The Foundation, now in its 11th year, held its annual All-Star Clinic event at The Players Championship on Wednesday at TPC Sawgrass. Jordan Spieth came out and helped. Others, did, too. Tesori, who played golf at St. Augustine High and later, on the PGA Tour, said that through golf and Isaiah, they've been able to reach and educate so many people through the years. 

“Inclusion is almost the wrong word. It’s education. If you’re educated, it doesn’t matter what, Down syndrome or autism or any other either physical or mental challenge a child might have, or even a young adult might have,” Paul said. 

“The fact that they’re giving to us. They are helping our lives out. They are looking at the world in a much better way than we are. And I think if you’re educated to know that man, there’s so much for them to offer to us so much we can learn. Then I think then you start looking at things in a completely different reality.

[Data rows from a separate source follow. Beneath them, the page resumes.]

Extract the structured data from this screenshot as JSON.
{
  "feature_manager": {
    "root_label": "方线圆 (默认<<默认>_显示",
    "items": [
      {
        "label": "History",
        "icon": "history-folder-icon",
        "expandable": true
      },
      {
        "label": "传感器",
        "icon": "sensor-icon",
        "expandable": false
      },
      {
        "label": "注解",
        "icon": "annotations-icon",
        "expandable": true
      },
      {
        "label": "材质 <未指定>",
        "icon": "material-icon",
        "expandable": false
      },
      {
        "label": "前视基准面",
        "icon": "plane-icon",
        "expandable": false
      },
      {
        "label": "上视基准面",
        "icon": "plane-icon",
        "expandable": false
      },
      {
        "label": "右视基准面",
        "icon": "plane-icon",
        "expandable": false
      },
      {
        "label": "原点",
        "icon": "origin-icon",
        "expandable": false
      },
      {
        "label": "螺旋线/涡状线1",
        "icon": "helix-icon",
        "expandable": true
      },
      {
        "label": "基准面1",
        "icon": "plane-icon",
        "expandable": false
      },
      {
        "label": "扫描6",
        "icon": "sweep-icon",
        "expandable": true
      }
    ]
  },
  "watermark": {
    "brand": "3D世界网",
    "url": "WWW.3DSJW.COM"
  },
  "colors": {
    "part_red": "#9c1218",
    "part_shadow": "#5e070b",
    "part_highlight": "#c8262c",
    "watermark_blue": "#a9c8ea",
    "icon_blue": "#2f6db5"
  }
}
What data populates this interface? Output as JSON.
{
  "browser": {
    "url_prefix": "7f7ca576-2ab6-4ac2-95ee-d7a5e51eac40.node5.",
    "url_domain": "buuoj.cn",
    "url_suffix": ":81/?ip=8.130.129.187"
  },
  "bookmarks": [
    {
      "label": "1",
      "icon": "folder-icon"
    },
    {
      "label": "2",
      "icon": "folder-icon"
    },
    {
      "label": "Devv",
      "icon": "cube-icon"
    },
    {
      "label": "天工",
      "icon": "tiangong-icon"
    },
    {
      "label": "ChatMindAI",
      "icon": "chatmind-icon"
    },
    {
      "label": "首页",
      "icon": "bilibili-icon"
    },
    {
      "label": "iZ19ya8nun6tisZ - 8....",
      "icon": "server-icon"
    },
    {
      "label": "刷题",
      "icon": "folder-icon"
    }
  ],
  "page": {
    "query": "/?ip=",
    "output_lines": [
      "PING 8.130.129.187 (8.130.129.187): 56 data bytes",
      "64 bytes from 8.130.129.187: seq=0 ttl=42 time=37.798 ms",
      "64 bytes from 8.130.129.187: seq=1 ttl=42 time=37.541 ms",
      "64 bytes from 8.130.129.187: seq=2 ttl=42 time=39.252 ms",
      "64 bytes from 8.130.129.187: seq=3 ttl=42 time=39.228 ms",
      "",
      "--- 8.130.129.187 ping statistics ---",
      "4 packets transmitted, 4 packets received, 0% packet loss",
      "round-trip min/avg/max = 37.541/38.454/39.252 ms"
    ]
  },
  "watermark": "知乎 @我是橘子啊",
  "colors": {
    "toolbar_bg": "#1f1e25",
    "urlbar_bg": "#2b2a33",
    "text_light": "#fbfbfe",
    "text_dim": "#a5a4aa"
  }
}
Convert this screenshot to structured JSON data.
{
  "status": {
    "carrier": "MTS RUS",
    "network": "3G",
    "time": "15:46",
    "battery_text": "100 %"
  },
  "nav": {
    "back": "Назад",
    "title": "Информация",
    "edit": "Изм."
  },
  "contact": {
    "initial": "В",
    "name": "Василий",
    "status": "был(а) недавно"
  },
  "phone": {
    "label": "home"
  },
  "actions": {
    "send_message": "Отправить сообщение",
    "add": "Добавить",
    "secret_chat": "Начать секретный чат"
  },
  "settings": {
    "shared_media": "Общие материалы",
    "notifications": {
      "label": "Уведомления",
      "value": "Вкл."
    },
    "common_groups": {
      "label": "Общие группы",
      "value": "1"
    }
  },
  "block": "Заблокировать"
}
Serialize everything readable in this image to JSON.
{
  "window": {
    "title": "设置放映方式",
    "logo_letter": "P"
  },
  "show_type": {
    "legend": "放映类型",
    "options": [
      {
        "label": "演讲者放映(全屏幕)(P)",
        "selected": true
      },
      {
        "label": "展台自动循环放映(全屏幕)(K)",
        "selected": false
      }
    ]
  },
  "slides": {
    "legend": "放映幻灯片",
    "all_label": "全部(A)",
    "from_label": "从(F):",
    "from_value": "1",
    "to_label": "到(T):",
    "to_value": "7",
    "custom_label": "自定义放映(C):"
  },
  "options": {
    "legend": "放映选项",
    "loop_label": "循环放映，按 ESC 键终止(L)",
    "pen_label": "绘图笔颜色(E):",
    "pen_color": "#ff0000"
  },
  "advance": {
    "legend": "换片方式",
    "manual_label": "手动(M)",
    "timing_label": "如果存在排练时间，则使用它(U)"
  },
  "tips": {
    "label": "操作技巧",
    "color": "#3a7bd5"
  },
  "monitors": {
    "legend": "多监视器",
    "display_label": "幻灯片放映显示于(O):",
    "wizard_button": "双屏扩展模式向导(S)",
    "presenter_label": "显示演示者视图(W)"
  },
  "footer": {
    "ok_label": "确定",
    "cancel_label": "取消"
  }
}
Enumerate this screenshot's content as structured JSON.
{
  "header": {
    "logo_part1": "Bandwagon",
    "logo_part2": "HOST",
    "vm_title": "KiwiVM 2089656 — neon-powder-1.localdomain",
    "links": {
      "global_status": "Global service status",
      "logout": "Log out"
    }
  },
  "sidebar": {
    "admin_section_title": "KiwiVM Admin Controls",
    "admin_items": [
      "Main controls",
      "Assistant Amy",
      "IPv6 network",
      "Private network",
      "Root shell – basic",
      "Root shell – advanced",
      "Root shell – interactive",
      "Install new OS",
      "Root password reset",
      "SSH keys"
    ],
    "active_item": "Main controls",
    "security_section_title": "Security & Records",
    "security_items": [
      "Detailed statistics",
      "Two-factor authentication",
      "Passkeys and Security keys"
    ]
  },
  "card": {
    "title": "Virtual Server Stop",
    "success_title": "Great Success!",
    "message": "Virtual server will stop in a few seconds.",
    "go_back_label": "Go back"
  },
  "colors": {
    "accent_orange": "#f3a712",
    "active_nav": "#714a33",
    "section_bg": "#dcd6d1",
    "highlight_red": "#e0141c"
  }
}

Know that inclusion, it’s smart on our part so we can learn from them.”

Michelle said that the Foundation’s modest ambitions have grown beyond what they ever expected. 

She said that after an event at the Sanderson Farms Championship last October, the positive traction that the all-star clinic had made its way to the PGA Tour. 

“Paul and I were like, ‘OK, yeah, one more,’” Michelle said. “Turns out [the Sanderson Farms tournament director] headed to the winter meetings for the PGA Tour and they’d like to put one in every city on the tour. So, we are currently working on a playbook to make that happen, so that’s the next goal. Baby steps. Baby steps. Baby steps.”

Added Spieth: “The special needs community like I mentioned is so tight-knit that golf provides just another activity to make new friends and kind of help grow these relationships, it’s really amazing."